Other key benefits vs. your current firm might include:
- Talking to Deciders. Are you interested in getting more into the business side of things some day? We don’t do just tech security projects like some other infosec consulting firms do. Many of our projects are at the strategy level, helping customers make better business decisions. Our reports and recommendations are often read by C-level executives and Boards of Directors through our close relationship with Internal Audit at many firms.
- Faster Leveling. Feeling like you will be stuck at your current level for years? Many other infosec consulting firms are too small to offer fast career advancement (you are either a junior, senior, or director), or too large and bureaucratic (e.g., your boss is your boss until they leave). Protiviti is the right size --- large enough to have space for people to grow quickly, and small enough to have careers for growth across the board.
- Brakes on a Plane. Stuck on a plane more than you would like? Most other infosec consulting firms have “national” practices, meaning consultants are expected to travel almost 100% of the time. Protiviti has local offices in most major US cities, and an emphasis on serving local clients, resulting in less time wasted traveling.
What We Look For
While each position has slightly different experience and skills required, there is one thing we look for that doesn’t change: a passion for information security and technology. Skills can be taught, experience gained, but we have found the underlying curiosity, drive, and long-term commitment to information security and technology is the most important factor contributing to an infosec professional’s success.
People show their deep interest in information security and technology in many ways, but here are some of the things we look for:
- You actively participate in the information security/IT community, whether on IRC, twitter, or at conferences.
- You’ve paid your way to infosec conferences that weren’t work-sponsored.
- Your interest in security/IT doesn’t stop when your work day is over; it is a hobby for you as well as a job.
- You’ve contributed to open source projects, whether security related or not.
- Your curiosity started early --- before you could work you built computers, reverse-engineered household appliances, wrote programs.
- You examined websites, programs, and devices for security flaws, even when you weren’t paid to (all legally, of course).
In short, we look for true hackers, in the non-media-sensationalized meaning of the word.
Protiviti has a number of levels, and position descriptions can vary depending on the group.
In general, though, open positions fall into these categories:
- Consultants, Senior Consultants, and Managers – There are two levels within the Consultant and Senior Consultant categories, for a total of five levels (including Managers). These positions are heavily involved in project execution, with the Managers having some oversight responsibilities (especially in the labs).
- Senior Managers and Associate Directors – These positions are still very involved in project execution for complex projects, and have a supervisory role in less complicated projects. There is a stronger emphasis on business development at these levels as well, and there is increased involvement in proposal and statement of work creation.

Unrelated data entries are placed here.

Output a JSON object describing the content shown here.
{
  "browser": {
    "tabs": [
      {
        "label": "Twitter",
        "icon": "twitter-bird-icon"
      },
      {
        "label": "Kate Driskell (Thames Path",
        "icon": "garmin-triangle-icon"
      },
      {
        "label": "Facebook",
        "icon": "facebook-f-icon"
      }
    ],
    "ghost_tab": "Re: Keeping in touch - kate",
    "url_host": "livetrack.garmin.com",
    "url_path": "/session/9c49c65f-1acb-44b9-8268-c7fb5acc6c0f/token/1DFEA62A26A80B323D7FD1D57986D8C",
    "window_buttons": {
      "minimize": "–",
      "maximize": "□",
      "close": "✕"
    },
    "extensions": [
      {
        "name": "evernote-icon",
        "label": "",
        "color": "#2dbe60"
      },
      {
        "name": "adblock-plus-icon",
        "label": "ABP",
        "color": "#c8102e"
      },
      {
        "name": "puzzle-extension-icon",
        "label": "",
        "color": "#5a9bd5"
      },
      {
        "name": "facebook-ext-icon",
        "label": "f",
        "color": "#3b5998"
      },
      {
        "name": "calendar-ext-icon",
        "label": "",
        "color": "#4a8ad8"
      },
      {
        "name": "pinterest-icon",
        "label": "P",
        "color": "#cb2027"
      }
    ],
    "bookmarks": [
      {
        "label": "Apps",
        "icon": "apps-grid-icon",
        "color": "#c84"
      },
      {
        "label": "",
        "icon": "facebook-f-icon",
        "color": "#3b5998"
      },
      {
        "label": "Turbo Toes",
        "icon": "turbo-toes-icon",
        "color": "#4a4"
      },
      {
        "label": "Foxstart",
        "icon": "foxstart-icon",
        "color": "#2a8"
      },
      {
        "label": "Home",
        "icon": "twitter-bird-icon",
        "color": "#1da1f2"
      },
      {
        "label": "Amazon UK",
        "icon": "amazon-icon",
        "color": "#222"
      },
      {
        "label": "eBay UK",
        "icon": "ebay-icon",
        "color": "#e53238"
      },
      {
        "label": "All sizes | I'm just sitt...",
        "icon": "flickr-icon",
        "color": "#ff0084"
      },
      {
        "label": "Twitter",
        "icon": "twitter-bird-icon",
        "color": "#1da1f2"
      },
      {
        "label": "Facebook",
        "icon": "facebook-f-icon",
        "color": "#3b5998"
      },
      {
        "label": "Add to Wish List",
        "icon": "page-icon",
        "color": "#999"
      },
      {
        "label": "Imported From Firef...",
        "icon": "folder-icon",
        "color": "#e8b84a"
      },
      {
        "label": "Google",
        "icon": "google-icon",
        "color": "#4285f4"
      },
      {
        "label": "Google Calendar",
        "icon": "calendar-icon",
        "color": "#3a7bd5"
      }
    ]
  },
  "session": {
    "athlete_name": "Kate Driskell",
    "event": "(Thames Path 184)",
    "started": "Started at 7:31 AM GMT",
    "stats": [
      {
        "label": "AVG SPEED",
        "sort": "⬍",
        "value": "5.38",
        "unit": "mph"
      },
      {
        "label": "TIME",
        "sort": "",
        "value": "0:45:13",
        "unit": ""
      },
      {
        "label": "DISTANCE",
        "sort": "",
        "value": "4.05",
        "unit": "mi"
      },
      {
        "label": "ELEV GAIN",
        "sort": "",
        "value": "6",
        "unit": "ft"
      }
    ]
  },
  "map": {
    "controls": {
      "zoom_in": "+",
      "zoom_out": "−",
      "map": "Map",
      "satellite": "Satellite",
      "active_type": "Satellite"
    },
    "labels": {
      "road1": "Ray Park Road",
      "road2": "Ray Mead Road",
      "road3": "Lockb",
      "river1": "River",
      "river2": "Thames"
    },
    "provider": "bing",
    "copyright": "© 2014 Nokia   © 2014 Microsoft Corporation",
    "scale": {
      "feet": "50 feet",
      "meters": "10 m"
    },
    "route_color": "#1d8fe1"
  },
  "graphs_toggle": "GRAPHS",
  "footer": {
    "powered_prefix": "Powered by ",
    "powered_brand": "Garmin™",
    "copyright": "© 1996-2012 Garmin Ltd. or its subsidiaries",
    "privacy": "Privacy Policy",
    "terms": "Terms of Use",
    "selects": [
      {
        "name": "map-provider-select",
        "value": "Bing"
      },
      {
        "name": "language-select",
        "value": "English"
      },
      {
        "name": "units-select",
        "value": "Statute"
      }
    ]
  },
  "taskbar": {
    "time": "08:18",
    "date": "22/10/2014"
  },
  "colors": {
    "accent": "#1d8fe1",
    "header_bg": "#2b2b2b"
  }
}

Positions beyond the above include Directors and Managing Directors, which have increased management and business development responsibilities.
Who You'll Work With
In internal surveys, most employees list types of work and career advancement as key reasons they joined, and the people as the top reason they are staying. Protiviti’s infosec practice tends to attract people that are smart without being arrogant, hard-working without sacrificing hobbies/families, and demanding of excellence without being unfair. As a result, from managers to top leadership, Protiviti’s infosec practice is a solid group of people to work with.
Our infosec practice is comprised of people from all types of career backgrounds, including:
- Networking and Systems Administration
- Software Development
- In-House Information Security
- Internal Audit
- Other Infosec Consulting Firms
- Security Software/Hardware Vendors
- The Big 4
- Defense Contractors
- Military Service
As a result of the various backgrounds on our InfoSec teams, when questions go out on our internal lists, or people need an SME in a particular area, it is rare that no one has an answer.